Custom analyzer building in Elasticsearch

Phase 02 — indexing, mapping and analysis — Blog 09

Published in

elasticsearch

4 min readDec 14, 2017

Introduction

In the previous blog in this phase, I have explained more about the general analyzer structure and components. Also I have explained what the function of each component is. In this blog we will see the implementation side, by building a custom analyzer and then querying and seeing the difference.

Case for a custom analyzer

So let us consider a case for our custom analyzer. Suppose the text we are inputting to Elasticsearch contains the following

1. html tags
html tags can occur in our text while indexing, and this is actually not needed in most cases. So we need to remove those.
2. stopwords
Words like the,and,or etc, are less significant when it comes to searching the content and are generally called as stopwords3. upper case characters.
4. short forms like H2O, $,%
In some cases, the short forms like these should be replaced with their original English words.

A sample case for text include inf the above cases will be like below:
Arun has 100 $ which accounts to 3 % of the total <h2> money </h2>

So let us see how this text is analyzed , parsed and indexed in Elasticsearch using custom analyzers.

Applying the custom analyzer

In the above sample text, the operations that need to be done and the corresponding components for the custom analyzer are given in the below table

Custom analyzers are built in based on the requirements like above. Here we have a total of 5 things to be taken care of as shown in the above table.

In the index settings of the elasticsearch, there is a section called “analysis”,under the “settings” object, where we can specify the individual components, which we are going to use. Now under another section called “analyzers” under the “analysis”,we name our custom analyzer/analysers and inside each custom analyzer, we pick the components we want to be used.

After this, during mapping, we give the name of this custom analyzer under the “analyzer” field under the required field to make the text in that field undergo required analysis.

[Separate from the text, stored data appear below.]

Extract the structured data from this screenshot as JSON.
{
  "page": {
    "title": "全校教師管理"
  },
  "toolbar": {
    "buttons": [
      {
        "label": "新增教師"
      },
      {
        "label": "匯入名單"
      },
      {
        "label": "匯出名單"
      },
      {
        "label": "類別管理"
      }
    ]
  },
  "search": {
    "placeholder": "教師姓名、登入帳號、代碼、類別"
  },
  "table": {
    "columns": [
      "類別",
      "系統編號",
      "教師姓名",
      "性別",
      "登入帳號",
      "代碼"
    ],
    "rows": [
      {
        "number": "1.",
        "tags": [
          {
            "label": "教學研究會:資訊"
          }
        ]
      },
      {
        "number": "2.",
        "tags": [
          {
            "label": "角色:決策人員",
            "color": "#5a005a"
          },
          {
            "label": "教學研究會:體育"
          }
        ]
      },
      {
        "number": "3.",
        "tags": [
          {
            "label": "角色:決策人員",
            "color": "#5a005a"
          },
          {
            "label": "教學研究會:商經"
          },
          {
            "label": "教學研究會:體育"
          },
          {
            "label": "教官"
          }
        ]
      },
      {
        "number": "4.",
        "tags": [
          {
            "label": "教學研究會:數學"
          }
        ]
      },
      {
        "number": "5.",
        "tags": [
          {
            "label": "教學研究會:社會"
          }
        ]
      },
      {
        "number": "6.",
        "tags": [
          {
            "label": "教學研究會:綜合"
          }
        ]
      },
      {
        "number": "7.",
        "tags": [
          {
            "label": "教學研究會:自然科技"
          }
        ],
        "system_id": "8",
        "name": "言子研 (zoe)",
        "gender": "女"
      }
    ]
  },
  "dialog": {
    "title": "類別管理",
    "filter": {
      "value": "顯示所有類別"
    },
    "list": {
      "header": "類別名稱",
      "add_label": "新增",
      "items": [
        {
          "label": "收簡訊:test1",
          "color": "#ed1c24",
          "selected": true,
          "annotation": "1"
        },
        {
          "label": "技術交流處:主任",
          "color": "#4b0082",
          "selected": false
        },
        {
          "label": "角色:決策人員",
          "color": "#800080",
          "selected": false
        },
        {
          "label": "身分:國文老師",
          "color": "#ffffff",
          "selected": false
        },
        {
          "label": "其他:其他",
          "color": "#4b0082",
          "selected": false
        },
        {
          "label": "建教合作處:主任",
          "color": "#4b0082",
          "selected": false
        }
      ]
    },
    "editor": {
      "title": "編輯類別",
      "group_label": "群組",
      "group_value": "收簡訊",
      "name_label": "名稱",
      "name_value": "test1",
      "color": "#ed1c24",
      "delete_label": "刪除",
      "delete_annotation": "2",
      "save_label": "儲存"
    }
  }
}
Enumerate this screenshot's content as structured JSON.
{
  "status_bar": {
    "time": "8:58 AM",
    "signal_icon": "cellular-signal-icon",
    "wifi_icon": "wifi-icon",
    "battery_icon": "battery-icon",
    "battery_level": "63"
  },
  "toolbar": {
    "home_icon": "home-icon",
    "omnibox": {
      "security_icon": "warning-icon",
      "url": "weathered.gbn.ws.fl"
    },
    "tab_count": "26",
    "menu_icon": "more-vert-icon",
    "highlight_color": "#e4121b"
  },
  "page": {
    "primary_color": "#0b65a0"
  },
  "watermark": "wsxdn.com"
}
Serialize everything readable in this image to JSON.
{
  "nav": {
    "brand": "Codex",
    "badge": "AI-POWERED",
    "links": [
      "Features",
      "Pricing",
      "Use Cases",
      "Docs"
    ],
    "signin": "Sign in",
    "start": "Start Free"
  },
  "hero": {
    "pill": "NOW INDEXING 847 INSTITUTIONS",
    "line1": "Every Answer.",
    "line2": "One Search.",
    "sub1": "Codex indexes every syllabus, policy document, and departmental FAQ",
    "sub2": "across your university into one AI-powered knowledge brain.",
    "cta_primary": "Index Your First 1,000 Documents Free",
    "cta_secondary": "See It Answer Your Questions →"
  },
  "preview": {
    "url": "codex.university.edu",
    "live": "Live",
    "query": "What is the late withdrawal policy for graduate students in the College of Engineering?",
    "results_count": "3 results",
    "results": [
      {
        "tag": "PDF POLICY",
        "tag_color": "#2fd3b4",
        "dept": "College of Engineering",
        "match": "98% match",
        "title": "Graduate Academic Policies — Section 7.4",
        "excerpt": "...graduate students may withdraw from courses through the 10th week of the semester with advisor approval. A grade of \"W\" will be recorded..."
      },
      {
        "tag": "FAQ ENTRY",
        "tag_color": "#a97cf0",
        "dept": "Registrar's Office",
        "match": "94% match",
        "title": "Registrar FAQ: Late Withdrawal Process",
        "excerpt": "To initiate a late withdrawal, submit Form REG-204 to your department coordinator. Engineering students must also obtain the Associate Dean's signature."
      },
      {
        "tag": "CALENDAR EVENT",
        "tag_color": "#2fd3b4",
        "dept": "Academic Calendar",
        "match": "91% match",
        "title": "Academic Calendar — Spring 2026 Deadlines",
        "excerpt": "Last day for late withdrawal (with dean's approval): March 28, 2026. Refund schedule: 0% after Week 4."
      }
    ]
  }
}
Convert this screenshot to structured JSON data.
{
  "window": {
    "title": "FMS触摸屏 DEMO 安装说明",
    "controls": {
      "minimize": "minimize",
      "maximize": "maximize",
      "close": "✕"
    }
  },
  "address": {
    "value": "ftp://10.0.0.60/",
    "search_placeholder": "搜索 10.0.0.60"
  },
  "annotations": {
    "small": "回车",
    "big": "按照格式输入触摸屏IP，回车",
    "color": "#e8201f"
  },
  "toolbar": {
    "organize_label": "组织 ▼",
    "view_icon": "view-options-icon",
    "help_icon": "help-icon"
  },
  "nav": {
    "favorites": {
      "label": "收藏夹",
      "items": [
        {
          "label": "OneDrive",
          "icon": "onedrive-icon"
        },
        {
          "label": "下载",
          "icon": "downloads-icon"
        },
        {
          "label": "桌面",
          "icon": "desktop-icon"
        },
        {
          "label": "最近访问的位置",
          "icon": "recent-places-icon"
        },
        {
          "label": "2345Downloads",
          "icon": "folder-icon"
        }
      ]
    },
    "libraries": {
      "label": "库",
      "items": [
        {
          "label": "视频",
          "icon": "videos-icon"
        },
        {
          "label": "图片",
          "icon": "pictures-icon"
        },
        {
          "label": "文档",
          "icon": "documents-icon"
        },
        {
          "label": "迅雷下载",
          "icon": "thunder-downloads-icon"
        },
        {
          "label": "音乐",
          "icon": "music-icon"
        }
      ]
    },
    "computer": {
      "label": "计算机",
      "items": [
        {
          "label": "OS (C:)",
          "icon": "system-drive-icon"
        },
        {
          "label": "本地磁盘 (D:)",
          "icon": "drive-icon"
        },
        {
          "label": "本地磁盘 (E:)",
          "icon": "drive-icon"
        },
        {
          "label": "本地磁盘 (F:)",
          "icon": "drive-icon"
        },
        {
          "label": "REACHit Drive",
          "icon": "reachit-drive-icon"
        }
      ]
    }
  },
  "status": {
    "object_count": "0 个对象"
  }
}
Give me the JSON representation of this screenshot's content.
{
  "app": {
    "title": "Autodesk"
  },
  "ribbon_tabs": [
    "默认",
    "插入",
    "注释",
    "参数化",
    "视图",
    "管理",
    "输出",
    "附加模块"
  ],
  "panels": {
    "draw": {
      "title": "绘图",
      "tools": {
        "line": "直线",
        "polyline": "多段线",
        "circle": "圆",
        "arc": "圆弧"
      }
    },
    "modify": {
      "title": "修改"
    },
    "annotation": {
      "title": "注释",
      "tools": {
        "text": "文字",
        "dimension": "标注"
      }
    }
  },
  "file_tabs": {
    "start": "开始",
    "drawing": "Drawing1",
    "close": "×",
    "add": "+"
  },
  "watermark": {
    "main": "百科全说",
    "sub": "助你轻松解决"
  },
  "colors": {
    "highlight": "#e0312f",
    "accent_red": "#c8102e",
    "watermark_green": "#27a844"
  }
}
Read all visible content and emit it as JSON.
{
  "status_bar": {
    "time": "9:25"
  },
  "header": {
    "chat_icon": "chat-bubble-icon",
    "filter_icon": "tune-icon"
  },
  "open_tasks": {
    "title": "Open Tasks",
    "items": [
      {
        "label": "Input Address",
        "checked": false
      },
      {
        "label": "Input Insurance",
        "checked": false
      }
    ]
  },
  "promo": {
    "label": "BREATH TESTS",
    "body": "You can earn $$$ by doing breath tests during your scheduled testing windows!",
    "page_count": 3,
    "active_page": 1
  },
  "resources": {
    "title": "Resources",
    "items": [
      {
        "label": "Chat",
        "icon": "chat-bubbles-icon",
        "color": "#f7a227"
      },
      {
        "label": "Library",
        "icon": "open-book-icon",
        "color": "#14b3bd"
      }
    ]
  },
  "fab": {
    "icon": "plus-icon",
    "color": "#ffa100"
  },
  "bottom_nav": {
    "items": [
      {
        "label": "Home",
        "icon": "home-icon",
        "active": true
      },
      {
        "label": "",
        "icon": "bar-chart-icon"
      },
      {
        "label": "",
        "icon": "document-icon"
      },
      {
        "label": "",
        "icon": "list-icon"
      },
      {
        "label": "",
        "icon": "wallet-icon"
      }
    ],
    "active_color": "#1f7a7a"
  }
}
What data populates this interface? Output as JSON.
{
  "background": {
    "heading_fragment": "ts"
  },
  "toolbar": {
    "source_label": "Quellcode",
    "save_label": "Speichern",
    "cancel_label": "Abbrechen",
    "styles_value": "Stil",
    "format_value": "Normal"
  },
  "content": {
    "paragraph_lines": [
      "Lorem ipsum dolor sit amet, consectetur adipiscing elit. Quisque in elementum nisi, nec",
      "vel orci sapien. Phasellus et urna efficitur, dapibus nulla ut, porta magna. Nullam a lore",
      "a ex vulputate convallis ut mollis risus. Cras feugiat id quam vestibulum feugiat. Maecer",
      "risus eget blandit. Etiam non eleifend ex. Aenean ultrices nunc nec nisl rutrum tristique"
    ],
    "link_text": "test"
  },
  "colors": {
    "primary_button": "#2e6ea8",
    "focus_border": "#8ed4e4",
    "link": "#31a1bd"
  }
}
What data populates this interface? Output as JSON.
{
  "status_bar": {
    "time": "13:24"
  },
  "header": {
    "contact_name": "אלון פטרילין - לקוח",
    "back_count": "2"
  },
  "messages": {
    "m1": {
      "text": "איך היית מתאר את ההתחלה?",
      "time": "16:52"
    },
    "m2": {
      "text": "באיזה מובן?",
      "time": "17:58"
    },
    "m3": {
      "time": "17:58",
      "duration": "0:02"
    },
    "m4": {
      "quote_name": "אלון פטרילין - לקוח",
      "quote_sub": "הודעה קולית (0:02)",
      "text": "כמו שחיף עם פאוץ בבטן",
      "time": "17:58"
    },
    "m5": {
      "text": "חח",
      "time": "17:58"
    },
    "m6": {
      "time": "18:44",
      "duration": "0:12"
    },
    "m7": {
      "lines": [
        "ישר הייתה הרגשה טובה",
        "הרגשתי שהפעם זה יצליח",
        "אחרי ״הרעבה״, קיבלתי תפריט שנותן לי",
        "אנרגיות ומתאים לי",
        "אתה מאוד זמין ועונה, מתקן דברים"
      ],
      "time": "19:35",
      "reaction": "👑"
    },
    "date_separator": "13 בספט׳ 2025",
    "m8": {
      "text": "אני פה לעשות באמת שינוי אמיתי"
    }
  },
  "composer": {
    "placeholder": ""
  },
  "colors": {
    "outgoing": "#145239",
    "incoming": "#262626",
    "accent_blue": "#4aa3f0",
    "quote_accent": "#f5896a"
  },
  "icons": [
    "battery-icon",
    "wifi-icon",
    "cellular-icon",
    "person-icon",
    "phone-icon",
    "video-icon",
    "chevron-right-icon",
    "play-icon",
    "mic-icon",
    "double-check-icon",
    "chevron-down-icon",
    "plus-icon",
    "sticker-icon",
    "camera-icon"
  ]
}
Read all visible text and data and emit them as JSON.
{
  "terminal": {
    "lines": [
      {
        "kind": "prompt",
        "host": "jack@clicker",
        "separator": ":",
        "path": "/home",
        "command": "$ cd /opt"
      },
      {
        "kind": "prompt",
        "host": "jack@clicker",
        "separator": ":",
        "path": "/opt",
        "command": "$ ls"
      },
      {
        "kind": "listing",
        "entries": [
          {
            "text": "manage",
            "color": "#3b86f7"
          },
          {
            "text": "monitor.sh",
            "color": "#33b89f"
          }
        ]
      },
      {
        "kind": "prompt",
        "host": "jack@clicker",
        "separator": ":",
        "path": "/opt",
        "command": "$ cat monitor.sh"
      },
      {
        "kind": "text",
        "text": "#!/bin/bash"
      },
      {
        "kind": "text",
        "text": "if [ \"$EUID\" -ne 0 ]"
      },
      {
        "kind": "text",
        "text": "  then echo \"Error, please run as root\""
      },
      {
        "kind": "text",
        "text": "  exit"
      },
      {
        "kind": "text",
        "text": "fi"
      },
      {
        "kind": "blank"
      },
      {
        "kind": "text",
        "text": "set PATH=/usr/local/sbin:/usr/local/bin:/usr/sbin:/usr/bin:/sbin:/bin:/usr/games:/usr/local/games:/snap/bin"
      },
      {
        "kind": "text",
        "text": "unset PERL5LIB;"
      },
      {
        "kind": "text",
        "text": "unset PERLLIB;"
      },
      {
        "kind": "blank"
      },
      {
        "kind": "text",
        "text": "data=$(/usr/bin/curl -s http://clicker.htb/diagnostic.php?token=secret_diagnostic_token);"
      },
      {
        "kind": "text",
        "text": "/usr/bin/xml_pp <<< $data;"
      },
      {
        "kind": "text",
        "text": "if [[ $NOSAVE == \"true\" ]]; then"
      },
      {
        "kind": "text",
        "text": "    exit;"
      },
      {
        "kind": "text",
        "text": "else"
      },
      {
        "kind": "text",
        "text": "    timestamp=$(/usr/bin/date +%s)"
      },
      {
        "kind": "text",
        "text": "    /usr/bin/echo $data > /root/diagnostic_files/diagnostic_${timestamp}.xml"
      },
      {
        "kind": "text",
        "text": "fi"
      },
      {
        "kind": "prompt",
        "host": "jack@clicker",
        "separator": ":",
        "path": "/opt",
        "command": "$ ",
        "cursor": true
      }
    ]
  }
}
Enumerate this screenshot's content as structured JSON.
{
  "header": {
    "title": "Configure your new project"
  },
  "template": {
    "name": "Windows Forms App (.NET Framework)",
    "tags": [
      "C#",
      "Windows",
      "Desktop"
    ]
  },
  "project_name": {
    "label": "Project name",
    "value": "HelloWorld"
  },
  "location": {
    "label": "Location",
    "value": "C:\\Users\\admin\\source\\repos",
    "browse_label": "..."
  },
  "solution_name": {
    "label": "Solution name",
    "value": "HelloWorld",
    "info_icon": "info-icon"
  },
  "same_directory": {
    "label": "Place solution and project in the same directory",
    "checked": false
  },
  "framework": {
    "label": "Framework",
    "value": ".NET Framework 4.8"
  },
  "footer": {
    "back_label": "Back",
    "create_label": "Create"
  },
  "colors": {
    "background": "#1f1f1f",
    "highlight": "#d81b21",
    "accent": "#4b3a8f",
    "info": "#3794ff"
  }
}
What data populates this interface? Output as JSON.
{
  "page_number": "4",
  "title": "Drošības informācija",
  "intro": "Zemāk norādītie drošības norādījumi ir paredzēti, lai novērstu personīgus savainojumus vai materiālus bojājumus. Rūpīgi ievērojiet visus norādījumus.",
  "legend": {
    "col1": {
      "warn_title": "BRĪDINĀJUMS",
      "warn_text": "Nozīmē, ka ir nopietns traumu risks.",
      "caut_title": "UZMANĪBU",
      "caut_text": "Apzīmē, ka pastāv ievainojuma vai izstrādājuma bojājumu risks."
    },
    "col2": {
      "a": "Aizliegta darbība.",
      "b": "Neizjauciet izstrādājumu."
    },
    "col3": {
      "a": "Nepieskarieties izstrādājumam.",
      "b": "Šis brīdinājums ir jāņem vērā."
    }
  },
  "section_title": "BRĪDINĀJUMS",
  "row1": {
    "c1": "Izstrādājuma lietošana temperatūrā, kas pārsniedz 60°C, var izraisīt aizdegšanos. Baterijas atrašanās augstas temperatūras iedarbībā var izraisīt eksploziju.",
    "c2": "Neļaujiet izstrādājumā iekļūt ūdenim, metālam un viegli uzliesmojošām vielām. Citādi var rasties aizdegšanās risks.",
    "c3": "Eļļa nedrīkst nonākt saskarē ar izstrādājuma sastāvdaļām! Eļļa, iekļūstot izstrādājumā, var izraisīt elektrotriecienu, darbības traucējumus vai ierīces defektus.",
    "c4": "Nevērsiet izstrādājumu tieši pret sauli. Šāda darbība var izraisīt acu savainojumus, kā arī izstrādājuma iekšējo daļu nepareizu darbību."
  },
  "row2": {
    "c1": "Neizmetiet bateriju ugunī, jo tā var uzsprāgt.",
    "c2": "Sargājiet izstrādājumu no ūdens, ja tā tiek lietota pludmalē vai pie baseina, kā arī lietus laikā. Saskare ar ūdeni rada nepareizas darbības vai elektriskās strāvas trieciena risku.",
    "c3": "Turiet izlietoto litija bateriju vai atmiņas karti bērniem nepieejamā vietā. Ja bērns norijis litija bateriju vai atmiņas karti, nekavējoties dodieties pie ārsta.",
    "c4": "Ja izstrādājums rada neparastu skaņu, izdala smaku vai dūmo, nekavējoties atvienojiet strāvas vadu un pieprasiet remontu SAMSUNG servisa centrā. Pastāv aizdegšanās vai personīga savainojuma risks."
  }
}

The hierarchy in the “settings” would look like below:

Applying all the components

Now applying all the above components to create a custom analyzer, will look like below:

curl -XPUT localhost:9200/testindex_0204 -d '{
  "settings": {
    "analysis": {
      "char_filter": {
        "subsitute": {
          "type": "mapping",
          "mappings": [
            "$=> dollar",
            "%=> percentage"
          ]
        },
        "html-strip": {
          "type": "html_strip"
        }
      },
      "tokenizer": "standard",
      "filter": {
        "stopwords_removal": {
          "type": "stop",
          "stopwords": [
            "has",
            "which",
            "to",
            "of",
            "the"
          ]
        }
      },
      "analyzer": {
        "custom_analyzer_type_01": {
          "type": "custom",
          "char_filter": [
            "subsitute",
            "html_strip"
          ],
          "tokenizer": "standard",
          "filter": [
            "stopwords_removal",
            "lowercase"
          ]
        }
      }
    }
  },
  "mappings": {
    "test_type": {
      "properties": {
        "text": {
          "type": "string",
          "analyzer": "custom_analyzer_type_01"
        }
      }
    }
  }
}'

This will create the index with the custom analyzer, named “custom_analyzer_01”.
This mapping is explained in detail, with each section explained in the below figure:

Token generation using the custom analyzer

The tokens generated by using this analyzer can be seen by using the analyze API, like below:

curl -XGET "localhost:9200/testindex_0204/_analyze?analyzer=custom_analyzer_type_01&pretty=true" -d 'Arun has 100 $ which accounts to 3 % of the total <h2> money </h2>'

The token list is as below:

Here you can make some observations:

The token number 3 and 6 were originally $ and %, but it was then replaced by "dollar" and "percentage" as we specified in the char_filter section.
Also the html tags <h2> and </h2> are also removed from the token list by the html_strip filter
The terms "to","the","which","has" etc which was mentioned in the stopwords filter has been removed from the token list.
The token number 1 should originally look like "Arun", but has been lowercased by our filter applied.

Conclusion

In this blog we have seen how a custom analyzer is built and applied to a field in Elasticsearch. With this blog, I intend to conclude the phase 2 of the blog series (indexing,mapping and analysis). This phase is one of the foundational pieces in understanding Elasticsearch as from now on we might be using the inputs from this phase for many purposes. From Phase 03, I will be introducing you to the query DSL world of elasticsearch.